I'm not in favor of everyone airing every bit of dirty family laundry online. But Catherine is right - when women work so hard at tearing each other down, they deserve to be called on it.
Monday 02 August
By ONe_Love18
I don't think anyone has the right to bash or disrespect anyone, and yes you do have a right to vent, but it is only as good as the CLASS you use to deliver your message... If venting consists of whining or attacking, then you are no better then the party you shame... Also, I am 28 years old and I know that my mother's generation and her mother's generation and her mother's before we're more WOMAN then any on this planet today... WHO TAUGHT THEM???... They read books and learned and passed it down... THIS WORLD NEEDS TO STOP BEING SO WHY ME... You choose to have the child then WOMAN up and take care of it without crying about POST-PARTUM, and that you need to vent... All of a sudden we have more PSYCHE problems then any other generation... WE are so insecure... WE need to FEEL FEEL FEEL... Well LIVE LAUGH AND ENJOY... You only live once...
Monday 02 August
By tyrebitre
Take up gardening , TOM, because you are full of manure. The MIL isn't the ONLY problem: her son is (at a minimum) another. It was his responsibility to tell his mother to shut her damn mouth, leave, and return ONLY when she had learned to treat his wife with respect (esp. in her own home) and then have the backbone to mean it.
Monday 02 August
By Amber
When you are having the feelings she is having you dont have to consider the mother in law, she should have been more considerate about the fact that the DIL had just had a baby and was having a hard time...Dont make comments you know nothing about....
Monday 02 August
By Fishinggal
Really? Really? Are you serious?
Do you believe that anyone should walk around and insult someone in their own home? How disrespectful and hurtful that mother's comments were and she herself made her feelings known with NO FILTER"s whatsoeer! It is a lack of respect and the writer had a write to complain about it. She lives in America!
Wednesday 04 August
By Tina
well said Tom! People always are quick to bash a MIL.. but there are plenty of dil out there that need realize they are not the perfect gift to the family they think they are. Perhaps her MIL was overt in her comments.. Obviously rude in many, but that said, she is still the lady that bore her husband and she isn't likely to go away..I imagine she wasn't impressing the MIL with her blogging in her presence either.

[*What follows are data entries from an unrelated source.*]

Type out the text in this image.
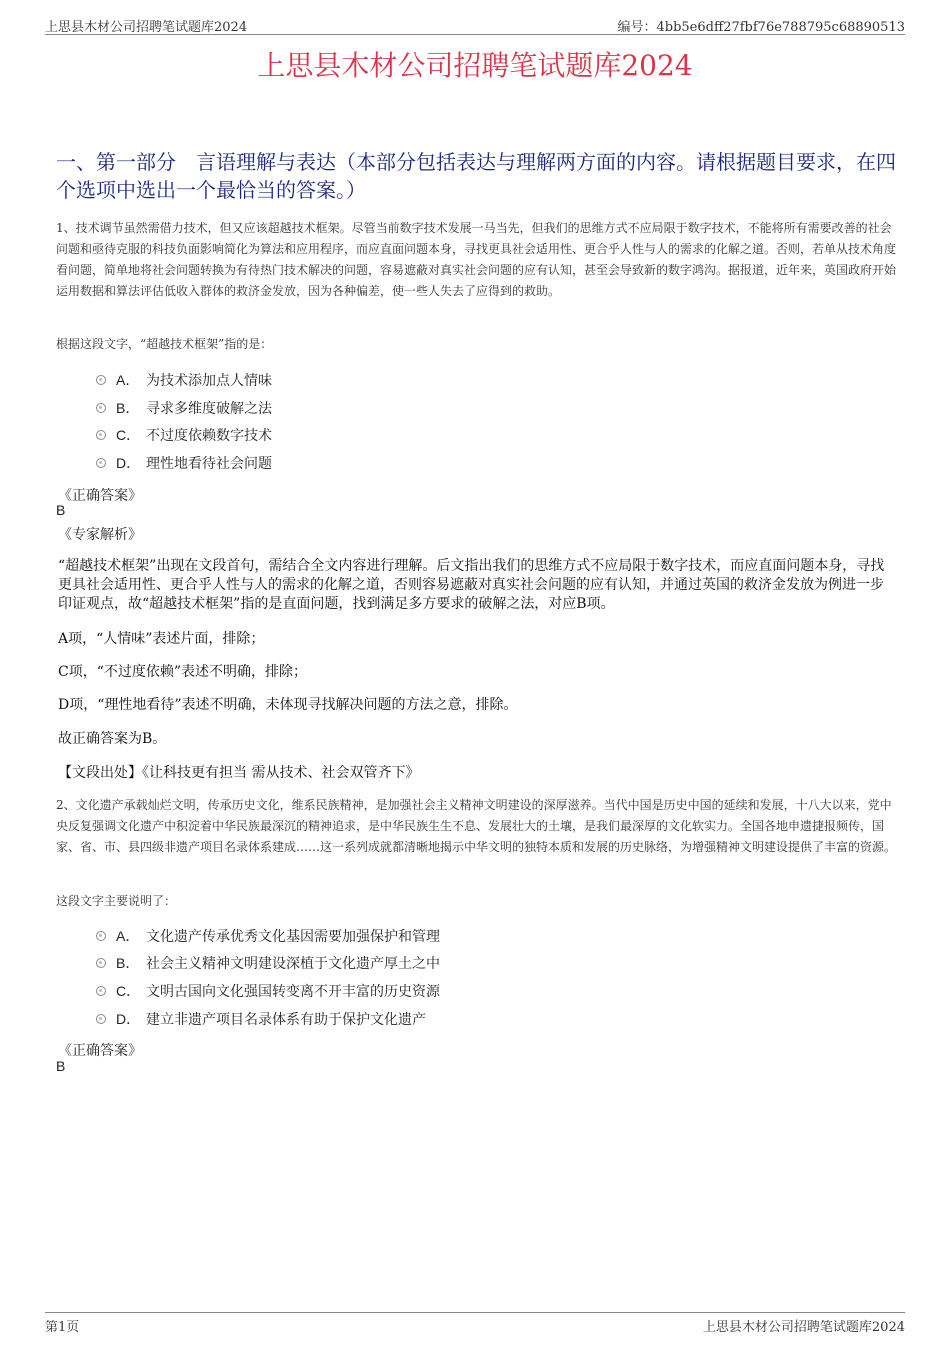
上思县木材公司招聘笔试题库2024	编号：4bb5e6dff27fbf76e788795c68890513
上思县木材公司招聘笔试题库2024
一、第一部分　言语理解与表达（本部分包括表达与理解两方面的内容。请根据题目要求，在四个选项中选出一个最恰当的答案。）
1、技术调节虽然需借力技术，但又应该超越技术框架。尽管当前数字技术发展一马当先，但我们的思维方式不应局限于数字技术，不能将所有需要改善的社会问题和亟待克服的科技负面影响简化为算法和应用程序，而应直面问题本身，寻找更具社会适用性、更合乎人性与人的需求的化解之道。否则，若单从技术角度看问题，简单地将社会问题转换为有待热门技术解决的问题，容易遮蔽对真实社会问题的应有认知，甚至会导致新的数字鸿沟。据报道，近年来，英国政府开始运用数据和算法评估低收入群体的救济金发放，因为各种偏差，使一些人失去了应得到的救助。
根据这段文字，“超越技术框架”指的是：
A． 为技术添加点人情味
B． 寻求多维度破解之法
C． 不过度依赖数字技术
D． 理性地看待社会问题
《正确答案》
B
《专家解析》
“超越技术框架”出现在文段首句，需结合全文内容进行理解。后文指出我们的思维方式不应局限于数字技术，而应直面问题本身，寻找更具社会适用性、更合乎人性与人的需求的化解之道，否则容易遮蔽对真实社会问题的应有认知，并通过英国的救济金发放为例进一步印证观点，故“超越技术框架”指的是直面问题，找到满足多方要求的破解之法，对应B项。
A项，“人情味”表述片面，排除；
C项，“不过度依赖”表述不明确，排除；
D项，“理性地看待”表述不明确，未体现寻找解决问题的方法之意，排除。
故正确答案为B。
【文段出处】《让科技更有担当 需从技术、社会双管齐下》
2、文化遗产承载灿烂文明，传承历史文化，维系民族精神，是加强社会主义精神文明建设的深厚滋养。当代中国是历史中国的延续和发展，十八大以来，党中央反复强调文化遗产中积淀着中华民族最深沉的精神追求，是中华民族生生不息、发展壮大的土壤，是我们最深厚的文化软实力。全国各地申遗捷报频传，国家、省、市、县四级非遗产项目名录体系建成……这一系列成就都清晰地揭示中华文明的独特本质和发展的历史脉络，为增强精神文明建设提供了丰富的资源。
这段文字主要说明了：
A． 文化遗产传承优秀文化基因需要加强保护和管理
B． 社会主义精神文明建设深植于文化遗产厚土之中
C． 文明古国向文化强国转变离不开丰富的历史资源
D． 建立非遗产项目名录体系有助于保护文化遗产
《正确答案》
B
第1页	上思县木材公司招聘笔试题库2024
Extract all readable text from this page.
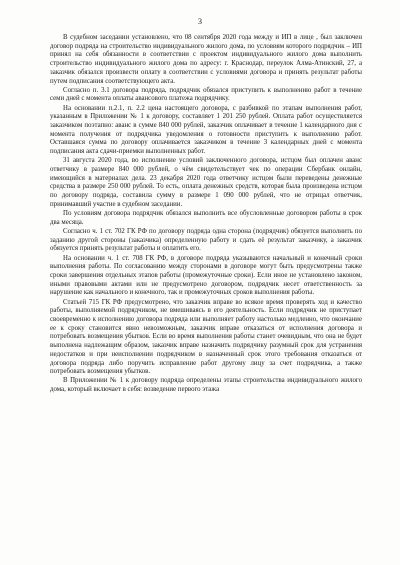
3

В судебном заседании установлено, что 08 сентября 2020 года между и ИП в лице , был заключен договор подряда на строительство индивидуального жилого дома, по условиям которого подрядчик – ИП принял на себя обязанности в соответствии с проектом индивидуального жилого дома выполнить строительство индивидуального жилого дома по адресу: г. Краснодар, переулок Алма-Атинский, 27, а заказчик обязался произвести оплату в соответствии с условиями договора и принять результат работы путем подписания соответствующего акта.

Согласно п. 3.1 договора подряда, подрядчик обязался приступить к выполнению работ в течение семи дней с момента оплаты авансового платежа подрядчику.

На основании п.2.1, п. 2.2 цена настоящего договора, с разбивкой по этапам выполнения работ, указанным в Приложении № 1 к договору, составляет 1 201 250 рублей. Оплата работ осуществляется заказчиком поэтапно: аванс в сумме 840 000 рублей, заказчик оплачивает в течение 1 календарного дня с момента получения от подрядчика уведомления о готовности приступить к выполнению работ. Оставшаяся сумма по договору оплачивается заказчиком в течение 3 календарных дней с момента подписания акта сдачи-приемки выполненных работ.

31 августа 2020 года, во исполнение условий заключенного договора, истцом был оплачен аванс ответчику в размере 840 000 рублей, о чём свидетельствует чек по операции Сбербанк онлайн, имеющийся в материалах дела. 23 декабря 2020 года ответчику истцом были переведены денежные средства в размере 250 000 рублей. То есть, оплата денежных средств, которая была произведена истцом по договору подряда, составила сумму в размере 1 090 000 рублей, что не отрицал ответчик, принимавший участие в судебном заседании.

По условиям договора подрядчик обязался выполнить все обусловленные договором работы в срок два месяца.

Согласно ч. 1 ст. 702 ГК РФ по договору подряда одна сторона (подрядчик) обязуется выполнить по заданию другой стороны (заказчика) определенную работу и сдать её результат заказчику, а заказчик обязуется принять результат работы и оплатить его.

На основании ч. 1 ст. 708 ГК РФ, в договоре подряда указываются начальный и конечный сроки выполнения работы. По согласованию между сторонами в договоре могут быть предусмотрены также сроки завершения отдельных этапов работы (промежуточные сроки). Если иное не установлено законом, иными правовыми актами или не предусмотрено договором, подрядчик несет ответственность за нарушение как начального и конечного, так и промежуточных сроков выполнения работы.

Статьей 715 ГК РФ предусмотрено, что заказчик вправе во всякое время проверять ход и качество работы, выполняемой подрядчиком, не вмешиваясь в его деятельность. Если подрядчик не приступает своевременно к исполнению договора подряда или выполняет работу настолько медленно, что окончание ее к сроку становится явно невозможным, заказчик вправе отказаться от исполнения договора и потребовать возмещения убытков. Если во время выполнения работы станет очевидным, что она не будет выполнена надлежащим образом, заказчик вправе назначить подрядчику разумный срок для устранения недостатков и при неисполнении подрядчиком в назначенный срок этого требования отказаться от договора подряда либо поручить исправление работ другому лицу за счет подрядчика, а также потребовать возмещения убытков.

В Приложении № 1 к договору подряда определены этапы строительства индивидуального жилого дома, который включает в себя: возведение первого этажа
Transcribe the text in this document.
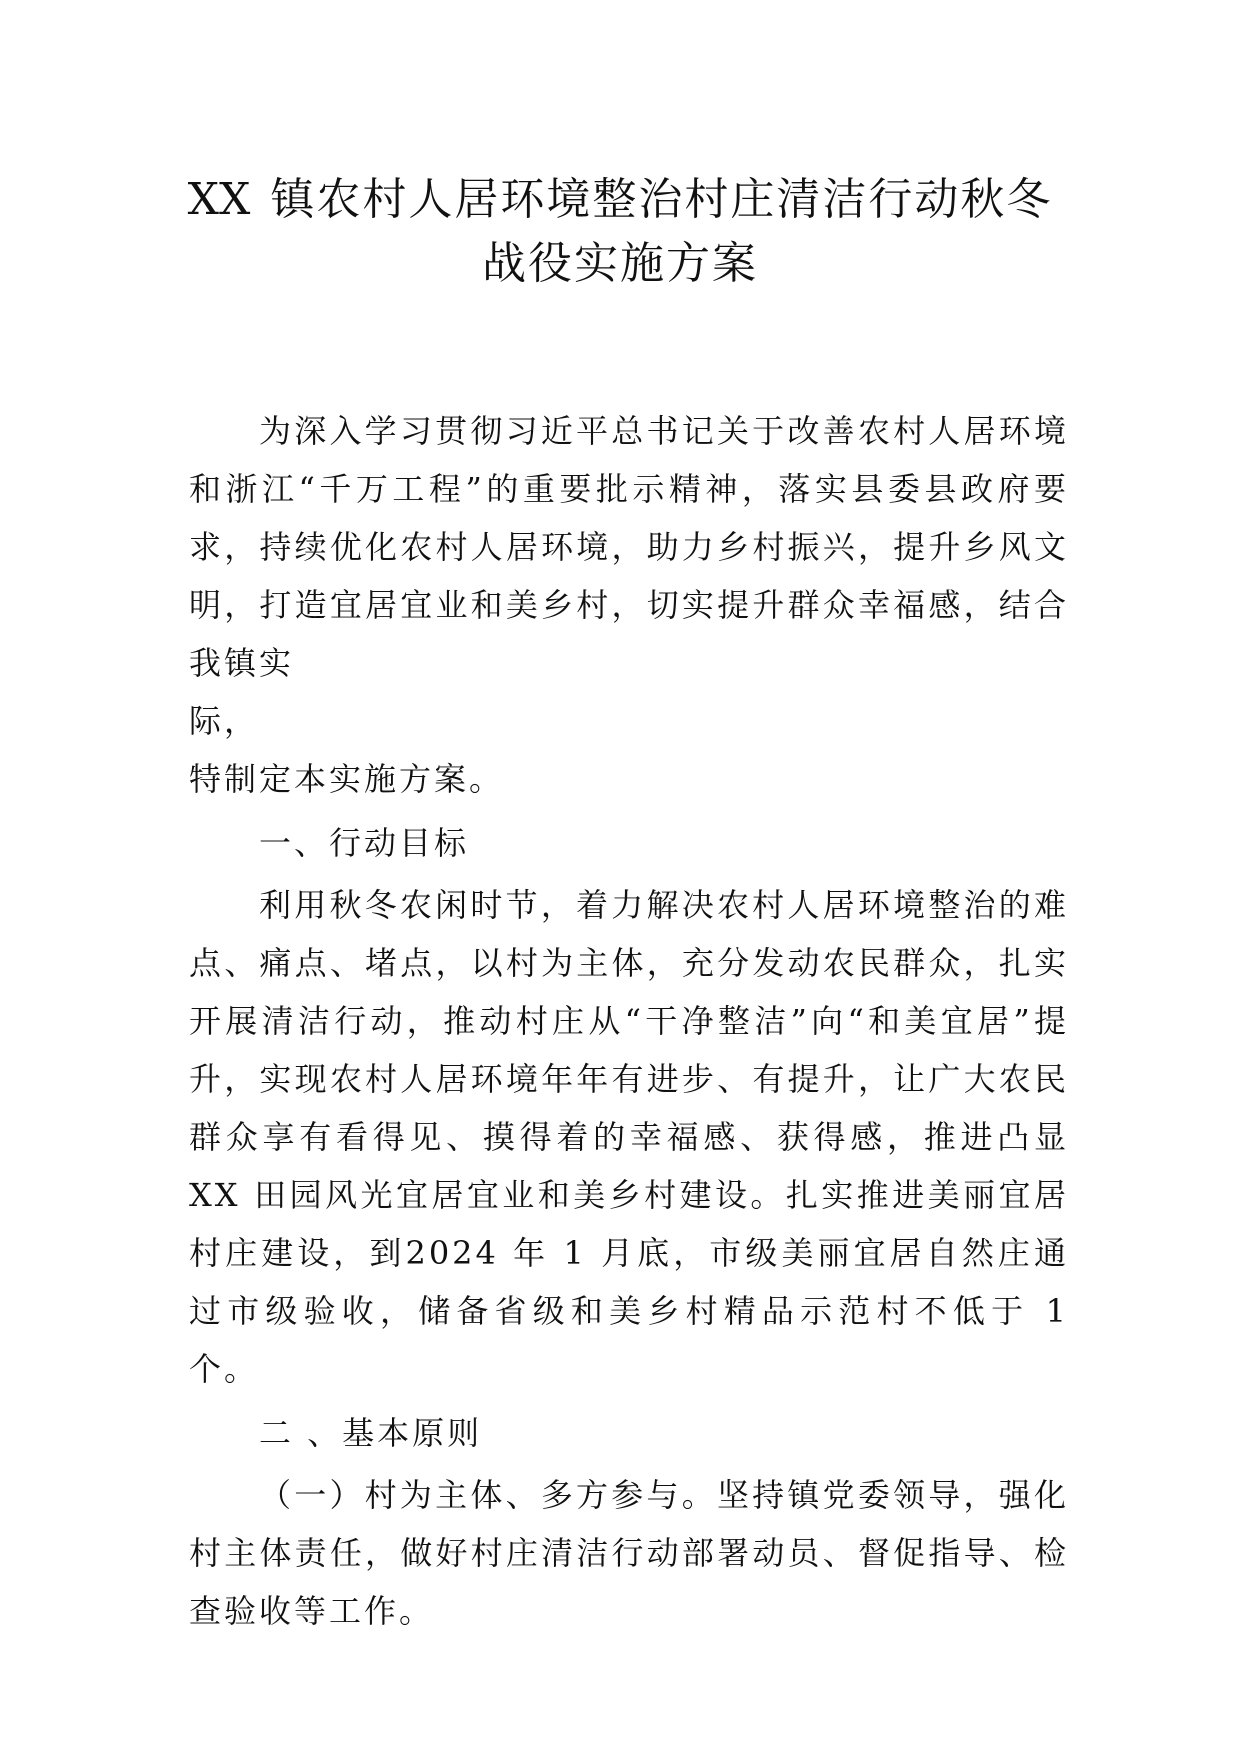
XX 镇农村人居环境整治村庄清洁行动秋冬
战役实施方案

为深入学习贯彻习近平总书记关于改善农村人居环境和浙江“千万工程”的重要批示精神，落实县委县政府要求，持续优化农村人居环境，助力乡村振兴，提升乡风文明，打造宜居宜业和美乡村，切实提升群众幸福感，结合我镇实

际，

特制定本实施方案。

一、行动目标

利用秋冬农闲时节，着力解决农村人居环境整治的难点、痛点、堵点，以村为主体，充分发动农民群众，扎实开展清洁行动，推动村庄从“干净整洁”向“和美宜居”提升，实现农村人居环境年年有进步、有提升，让广大农民群众享有看得见、摸得着的幸福感、获得感，推进凸显 XX 田园风光宜居宜业和美乡村建设。扎实推进美丽宜居村庄建设，到2024 年 1 月底，市级美丽宜居自然庄通过市级验收，储备省级和美乡村精品示范村不低于 1 个。

二 、基本原则

（一）村为主体、多方参与。坚持镇党委领导，强化村主体责任，做好村庄清洁行动部署动员、督促指导、检查验收等工作。
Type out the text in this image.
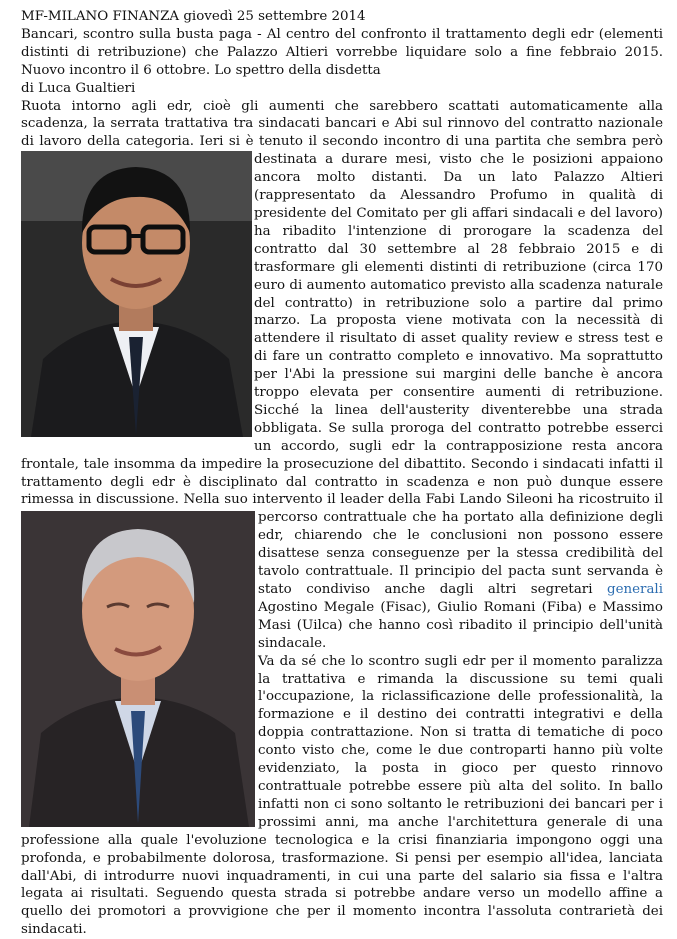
MF-MILANO FINANZA giovedì 25 settembre 2014

Bancari, scontro sulla busta paga - Al centro del confronto il trattamento degli edr (elementi distinti di retribuzione) che Palazzo Altieri vorrebbe liquidare solo a fine febbraio 2015. Nuovo incontro il 6 ottobre. Lo spettro della disdetta

di Luca Gualtieri

Ruota intorno agli edr, cioè gli aumenti che sarebbero scattati automaticamente alla scadenza, la serrata trattativa tra sindacati bancari e Abi sul rinnovo del contratto nazionale di lavoro della categoria. Ieri si è tenuto il secondo incontro di una partita che sembra però destinata a durare
mesi, visto che le posizioni appaiono ancora molto distanti. Da un lato Palazzo Altieri (rappresentato da Alessandro Profumo in qualità di presidente del Comitato per gli affari sindacali e del lavoro) ha ribadito l'intenzione di prorogare la scadenza del contratto dal 30 settembre al 28 febbraio 2015 e di trasformare gli elementi distinti di retribuzione (circa 170 euro di aumento automatico previsto alla scadenza naturale del contratto) in retribuzione solo a partire dal primo marzo. La proposta viene motivata con la necessità di attendere il risultato di asset quality review e stress test e di fare un contratto completo e innovativo. Ma soprattutto per l'Abi la pressione sui margini delle banche è ancora troppo elevata per consentire aumenti di retribuzione. Sicché la linea dell'austerity diventerebbe una strada obbligata. Se sulla proroga del contratto potrebbe esserci un accordo, sugli edr la contrapposizione resta ancora frontale, tale insomma da impedire la prosecuzione del dibattito. Secondo i sindacati infatti il trattamento degli edr è disciplinato dal contratto in scadenza e non può dunque essere rimessa in discussione. Nella suo intervento il leader della Fabi Lando Sileoni ha ricostruito il percorso
contrattuale che ha portato alla definizione degli edr, chiarendo che le conclusioni non possono essere disattese senza conseguenze per la stessa credibilità del tavolo contrattuale. Il principio del pacta sunt servanda è stato condiviso anche dagli altri segretari generali Agostino Megale (Fisac), Giulio Romani (Fiba) e Massimo Masi (Uilca) che hanno così ribadito il principio dell'unità sindacale.

Va da sé che lo scontro sugli edr per il momento paralizza la trattativa e rimanda la discussione su temi quali l'occupazione, la riclassificazione delle professionalità, la formazione e il destino dei contratti integrativi e della doppia contrattazione. Non si tratta di tematiche di poco conto visto che, come le due controparti hanno più volte evidenziato, la posta in gioco per questo rinnovo contrattuale potrebbe essere più alta del solito. In ballo infatti non ci sono soltanto le retribuzioni dei bancari per i prossimi anni, ma anche l'architettura generale di una professione alla quale l'evoluzione tecnologica e la crisi finanziaria impongono oggi una profonda, e probabilmente dolorosa, trasformazione. Si pensi per esempio all'idea, lanciata dall'Abi, di introdurre nuovi inquadramenti, in cui una parte del salario sia fissa e l'altra legata ai risultati. Seguendo questa strada si potrebbe andare verso un modello affine a quello dei promotori a provvigione che per il momento incontra l'assoluta contrarietà dei sindacati.
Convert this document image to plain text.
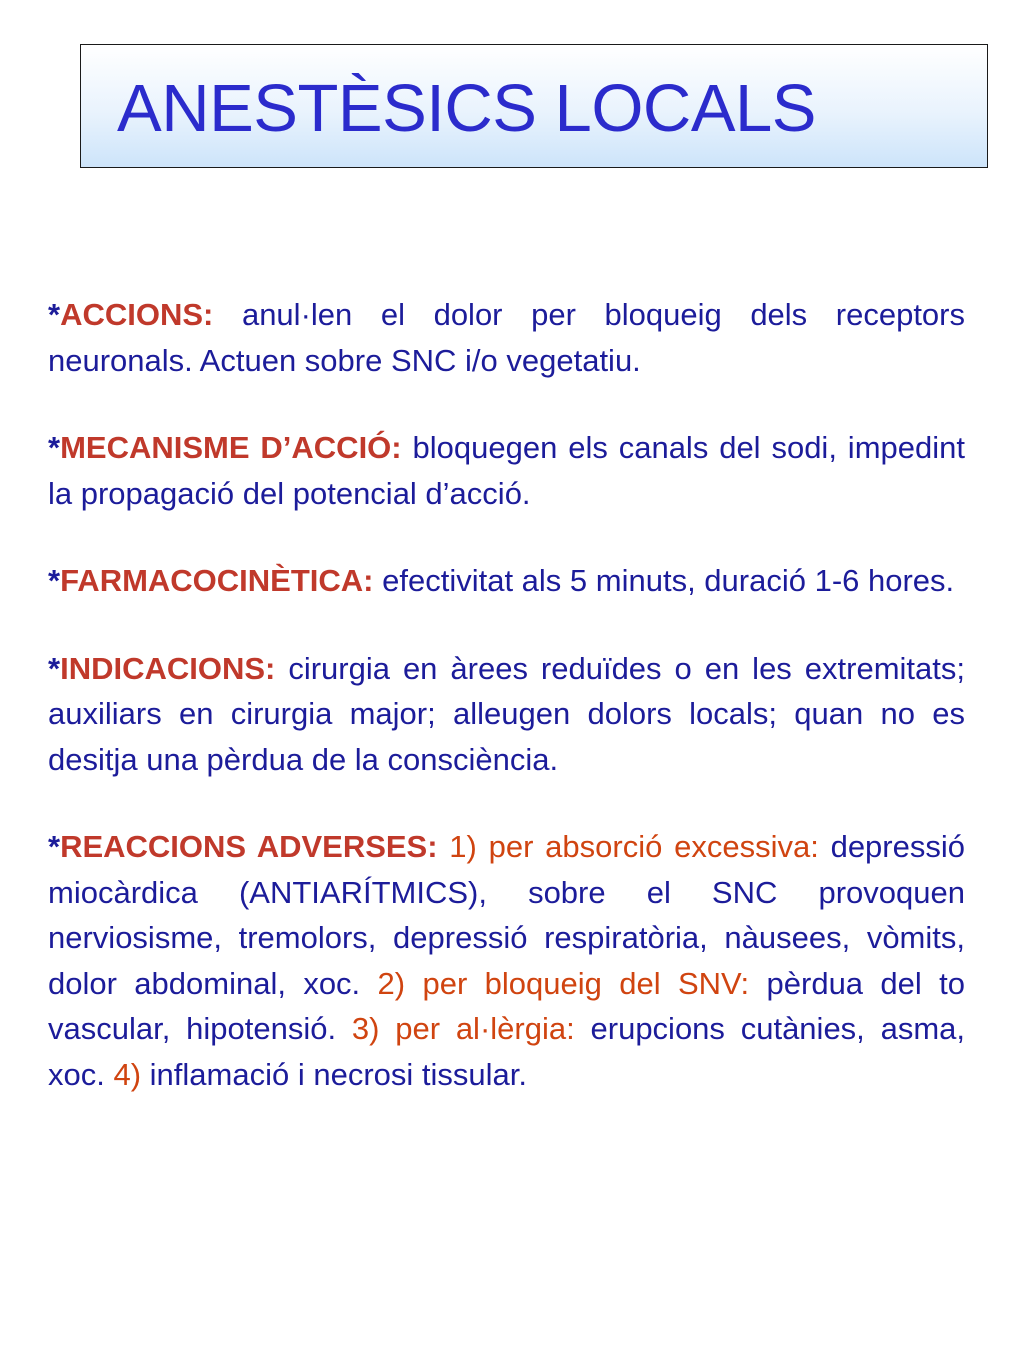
ANESTÈSICS LOCALS

*ACCIONS: anul·len el dolor per bloqueig dels receptors neuronals. Actuen sobre SNC i/o vegetatiu.

*MECANISME D’ACCIÓ: bloquegen els canals del sodi, impedint la propagació del potencial d’acció.

*FARMACOCINÈTICA: efectivitat als 5 minuts, duració 1-6 hores.

*INDICACIONS: cirurgia en àrees reduïdes o en les extremitats; auxiliars en cirurgia major; alleugen dolors locals; quan no es desitja una pèrdua de la consciència.

*REACCIONS ADVERSES: 1) per absorció excessiva: depressió miocàrdica (ANTIARÍTMICS), sobre el SNC provoquen nerviosisme, tremolors, depressió respiratòria, nàusees, vòmits, dolor abdominal, xoc. 2) per bloqueig del SNV: pèrdua del to vascular, hipotensió. 3) per al·lèrgia: erupcions cutànies, asma, xoc. 4) inflamació i necrosi tissular.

I am blessed by my FIVE DILs but it wasn't always that way.. It takes work on both parts.. I don't think I will every understand this need the current generation has to vent their emotions and every little detail of their lives on the internet... Once it is there, it never disappears.. a lesson for all can be gathered from this..
Tuesday 03 August
By klee
^to Tom and to sil, P' ' ' . Get over yourselves! Her MIL is a nervy,nosey, busybody who doesn't think before she opens her nasty mouth. MIL is selfcentered and mean. New mamas need nuturing and self confidence; not rudely critisized and torn down.